14.6.12

Boswell en Königsberg

James Boswell ( 1740-1795)


En abril de 1784 James Boswell almorzó con Immanuel Kant en Königsberg. De la visita dio cuenta el propio Biswell en un pasaje de su diario, desconocido durante mucho tiempo y que no vio la luz hasta 1997 (hay reciente traducción al castellano de Miguel Martínez-Lage: James Boswell visita al profesor Kant, Ediciones La uÑa RoTa, 2012).

De camino a Königsberg en la diligencia del correo, el biógrafo del Dr. Johnson fue interpelado por dos mozos que "trabaron una disputa en torno a una curiosa cuestión, a saber, si era posible atravesar todos los puentes de la ciudad, pero pasándolos todos ellos tan solo una vez". El envite había sido zanjado bastantes años antes por el matemático Leonhard Euler, desmostrando que tal hazaña era imposible. Pero Boswell, ignorante de dicha resolución, declara más adelante como si tal cosa: "Tras varias circunvoluciones, todas inconclusas, por fin de una tacada crucé los nueve puentes, cumpliendo esta vez con las condiciones del problema y triunfando". En realidad, ni siquiera supo contar los puentes, pues el número correcto de puentes de Königsberg en aquellos días era de siete.
Sus grandes dotes de observación, sin embargo, brillan en la siguiente descripción física de filósofo: "El señor Kant es de pequeña estatura, extremadamente flaco, y tiene un hombro más alto que otro.
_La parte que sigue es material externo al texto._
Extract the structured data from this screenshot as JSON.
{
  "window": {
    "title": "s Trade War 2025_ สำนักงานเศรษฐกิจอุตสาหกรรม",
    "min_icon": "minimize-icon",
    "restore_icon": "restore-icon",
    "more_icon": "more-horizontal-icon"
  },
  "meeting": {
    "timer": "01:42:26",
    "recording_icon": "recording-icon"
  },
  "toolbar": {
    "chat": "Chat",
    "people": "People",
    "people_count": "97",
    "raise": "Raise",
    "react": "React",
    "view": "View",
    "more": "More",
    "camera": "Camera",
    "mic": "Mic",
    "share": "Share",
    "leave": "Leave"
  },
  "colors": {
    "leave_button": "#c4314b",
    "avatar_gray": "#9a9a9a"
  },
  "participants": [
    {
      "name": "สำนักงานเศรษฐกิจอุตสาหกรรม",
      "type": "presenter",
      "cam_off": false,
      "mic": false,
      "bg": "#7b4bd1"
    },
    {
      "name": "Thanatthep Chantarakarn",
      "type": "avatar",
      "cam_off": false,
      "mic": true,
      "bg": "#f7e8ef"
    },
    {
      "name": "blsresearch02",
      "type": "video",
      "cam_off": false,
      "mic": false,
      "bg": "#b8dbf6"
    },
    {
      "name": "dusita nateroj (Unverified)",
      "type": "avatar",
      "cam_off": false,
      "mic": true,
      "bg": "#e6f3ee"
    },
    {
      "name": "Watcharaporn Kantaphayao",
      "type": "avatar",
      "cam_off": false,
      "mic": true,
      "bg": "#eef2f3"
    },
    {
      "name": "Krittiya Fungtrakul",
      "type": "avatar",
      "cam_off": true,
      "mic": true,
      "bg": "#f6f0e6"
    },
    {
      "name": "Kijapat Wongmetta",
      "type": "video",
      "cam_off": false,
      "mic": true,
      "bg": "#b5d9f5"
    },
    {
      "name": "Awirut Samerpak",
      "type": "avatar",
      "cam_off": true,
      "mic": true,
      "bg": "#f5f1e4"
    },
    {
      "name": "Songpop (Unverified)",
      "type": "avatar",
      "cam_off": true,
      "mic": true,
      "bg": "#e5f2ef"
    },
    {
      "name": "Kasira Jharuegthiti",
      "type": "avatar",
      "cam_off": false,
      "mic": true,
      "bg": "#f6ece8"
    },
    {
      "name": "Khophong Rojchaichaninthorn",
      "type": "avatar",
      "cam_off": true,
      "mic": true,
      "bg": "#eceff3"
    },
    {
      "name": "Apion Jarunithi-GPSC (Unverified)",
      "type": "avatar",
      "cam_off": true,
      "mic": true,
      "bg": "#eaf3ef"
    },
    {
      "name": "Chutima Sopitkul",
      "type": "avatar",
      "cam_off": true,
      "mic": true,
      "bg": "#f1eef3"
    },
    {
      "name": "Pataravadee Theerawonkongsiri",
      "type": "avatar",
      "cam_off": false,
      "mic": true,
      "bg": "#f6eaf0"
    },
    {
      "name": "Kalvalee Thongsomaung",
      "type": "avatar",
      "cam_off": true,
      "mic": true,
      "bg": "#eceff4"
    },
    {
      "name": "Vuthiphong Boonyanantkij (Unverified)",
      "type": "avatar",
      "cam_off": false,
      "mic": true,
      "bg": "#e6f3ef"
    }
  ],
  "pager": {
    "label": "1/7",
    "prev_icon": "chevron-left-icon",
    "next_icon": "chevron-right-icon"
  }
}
Tiene la frente alta y despejada, y los ojos azules, grandes, en los que asoma una mirada melancólica, aunque su porte es vivaz, tanto que en nada recuerda al de un pensativo y apesadumbrado metafísico. No le sentaba bien la peluca, y de vez en cuando su criado se la enderezó. Tiene la nariz colorada y los dedos manchados de tabaco. Viste camisa de lino de un blanco purísimo. Vestía además una casaca de terciopelo amarillo, pantalón de seda negra ceñido a la rodilla y medias azules y zapatos de hebilla de plata. Habla en voz baja, pero le creo muy capaz de hablar ante una gran concurrencia".

2 comentarios:

  1. Uno, disciplinado, austero, frugal,capaz de elaborar una filosofía que ha alumbrado la teoría política de estos dos últimos siglos, desligada de la teología; el otro, pasional,inconstante, insatisfecho y magnífico escritor con una vida triste que buscaba el consuelo de lupanar en lupanar. Una pareja perfecta.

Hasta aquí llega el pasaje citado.